3.1 Bestemmingsomschrijving
De voor ‘natuur’ aangewezen gronden zijn bestemd voor:
a. het behoud, het herstel en/of de ontwikkeling van de natuurwetenschappelijke en landschappelijke waarden;
b. waterhuishoudkundige doeleinden;
met daaraan ondergeschikt:
c. extensief dagrecreatief medegebruik;
met de daarbij behorende:
d. verkeersdoeleinden in de vorm van langzaam verkeer (voet-, fiets- en ruiterpaden);
e. openbare nutsvoorzieningen;
f. water;
met dien verstande dat onder behoud, herstel en ontwikkeling met name, maar niet alleen, wordt begrepen het behoud en de ontwikkeling van de heikikker in het gebied.
3.2 Bouwregels
a. Op of in deze gronden mogen geen gebouwen worden gebouwd.
b. De hoogte van bouwwerken, geen gebouwen zijnde, zal ten hoogste 5 m bedragen, met dien verstande dat de bouwhoogte van erf- en terreinafscheidingen ten hoogste 1 m bedraagt.
3.3 Specifieke gebruiksregels
Onder strijdig gebruik met deze bestemming wordt begrepen het gebruik dat afwijkt van de bestemmingsomschrijving, waaronder in elk geval wordt begrepen:
a. het opslaan van mest en/of andere (landbouw)producten, anders dan ten behoeve van de aanleg en het onderhoud van de onder 3.1 toegestane functies;
b. het gebruik als aanleg- en ligplaats.
3.4 Omgevingsvergunning voor het uitvoeren van werken, geen bouwwerk zijnde of van werkzaamheden
a. Het is verboden zonder of in afwijking van een schriftelijke vergunning de volgende werken, geen bouwwerken zijnde, en werkzaamheden uit te voeren, te doen en te laten uitvoeren:
1. het egaliseren en ophogen van gronden anders dan ten behoeve van de ontwikkeling van natuur of in verband met de waterhuishouding;
2. het dempen van beken, sloten en/of andere watergangen en/of -partijen anders dan ten behoeve van de ontwikkeling van natuur of in verband met de waterhuishouding;
3. het aanleggen van drainage ten behoeve van agrarische doeleinden of recreatie;
4. het aanbrengen van oppervlakteverhardingen;
5. het aanleggen van fiets- en voetpaden;
6. het aanleggen van voorzieningen ten behoeve van het extensief dagrecreatief medegebruik en/of het educatief medegebruik;
7. het aanleggen van bovengrondse transport-, energie- en/of communicatieleidingen.
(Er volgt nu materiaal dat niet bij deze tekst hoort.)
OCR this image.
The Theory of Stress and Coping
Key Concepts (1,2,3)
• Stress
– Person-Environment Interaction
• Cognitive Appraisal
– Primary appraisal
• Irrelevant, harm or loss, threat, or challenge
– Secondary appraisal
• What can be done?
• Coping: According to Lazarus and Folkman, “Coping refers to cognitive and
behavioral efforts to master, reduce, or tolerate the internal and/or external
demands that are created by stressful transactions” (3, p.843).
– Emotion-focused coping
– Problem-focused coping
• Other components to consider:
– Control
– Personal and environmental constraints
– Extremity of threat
b. Het onder a vervatte verbod is niet van toepassing op werken en werkzaamheden die:
1. het normale onderhoud betreffen;
2. op basis van het voorheen geldende plan niet vergunningplichtig waren en die reeds in uitvoering zijn ten tijde van de inwerkingtreding van het plan;
3. mogen worden uitgevoerd krachtens een ten tijde van de inwerkingtreding van het plan reeds verleende vergunning;
4. op archeologisch, dan wel ecologisch onderzoek zijn gericht, dat noodzakelijk is in verband met de ontwikkeling van het natuurgebied.
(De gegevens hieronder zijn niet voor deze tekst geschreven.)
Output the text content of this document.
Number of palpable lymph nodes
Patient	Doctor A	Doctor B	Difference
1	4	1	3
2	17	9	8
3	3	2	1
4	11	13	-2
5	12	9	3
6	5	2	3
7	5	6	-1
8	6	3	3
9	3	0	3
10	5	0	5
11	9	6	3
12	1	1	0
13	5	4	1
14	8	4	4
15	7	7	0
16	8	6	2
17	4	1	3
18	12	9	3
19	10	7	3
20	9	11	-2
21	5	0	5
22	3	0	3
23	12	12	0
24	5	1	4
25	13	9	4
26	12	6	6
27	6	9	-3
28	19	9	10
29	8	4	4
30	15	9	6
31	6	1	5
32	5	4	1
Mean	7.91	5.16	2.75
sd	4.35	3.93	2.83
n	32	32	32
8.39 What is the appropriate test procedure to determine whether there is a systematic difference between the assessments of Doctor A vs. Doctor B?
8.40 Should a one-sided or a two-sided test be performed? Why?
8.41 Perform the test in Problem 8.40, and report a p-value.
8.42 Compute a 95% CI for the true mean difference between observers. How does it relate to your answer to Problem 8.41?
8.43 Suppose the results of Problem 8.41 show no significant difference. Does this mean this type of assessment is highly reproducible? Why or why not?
c. De onder a genoemde vergunning kan slechts worden verleend, mits:
1. geen onevenredige afbreuk wordt gedaan aan de landschappelijke, de natuurlijke en de geomorfologische waarden;
2. geen onevenredige afbreuk wordt gedaan aan de waterhuishouding van het gebied en de omliggende percelen, c.q. de gebruiksmogelijkheden daarvan.